Ce jour-là, le drame commence à se dessiner. L´intuition de Gérard n´était pas infondée.  Le mal était plus profond qu´on ne l´avait pensé. Comme le docteur  Gaudart d´Allaines l´annonce à Anne, qui «l´écoute sans l´entendre», Gérard souffre d´un carcinome hépatocellulaire : «Le cancer de votre mari est très rare, il n´en existe qu´une poignée de cas dans les annales de la médecine». La tumeur est trop grosse et l´ablation n´y changerait rien. Il n´aurait selon les médecins que quinze jours à six mois de vie. Anne décide alors de jouer la comédie, ce qui n´était pas facile devant un comédien de l´acabit de Gérard. En aucun cas, l´acteur ne saurait la profondeur du mal qui le rongeait. Peu avant sa mort, il annotait donc des tragédies grecques, rêvait d´incarner Hamlet et se préparait à devenir, au cinéma, l´Edmond Dantès du Comte de Monte-Cristo.

Il est enterré au petit cimetière de Ramatuelle où une foule attend le corbillard. Anne voit partir à jamais l´amour de sa vie : «Elle jette des fleurs sur le bois clair, qu´étouffent aussitôt les pelletées de terre fraîche, dont le bruit mat achève le silence.
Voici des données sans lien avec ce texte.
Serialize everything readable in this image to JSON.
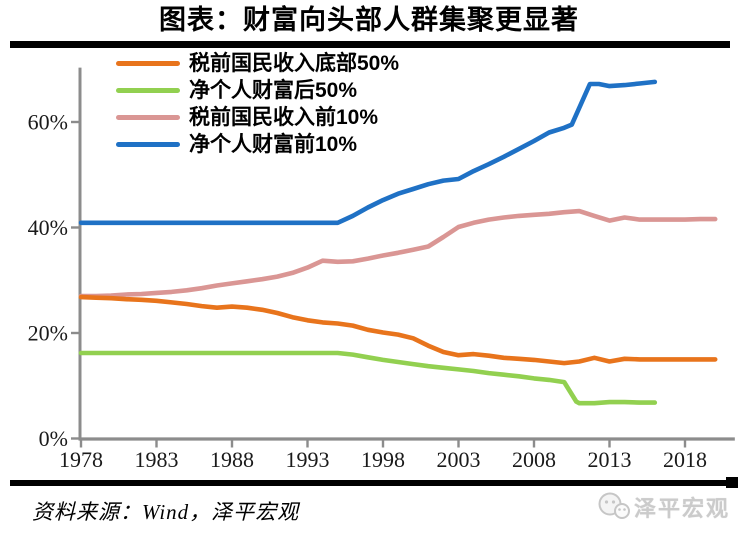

Elle pourrait rester longtemps ainsi. Comme si elle s´enracinait. Comme si elle voulait se préparer à l´inéluctable décomposition du corps de la beauté. «Nous sommes seuls au monde, se dit-elle, toi couché, moi debout, mes yeux traversant le bois et le plomb»».

De Gérard Philipe, on garde à jamais l´image de l´éternel jeune homme à qui Jérôme Garcin rend, dans ce livre, un émouvant hommage.

Jérôme Garcin, Le dernier hiver du Cid, éditions Gallimard, Paris, octobre 2019.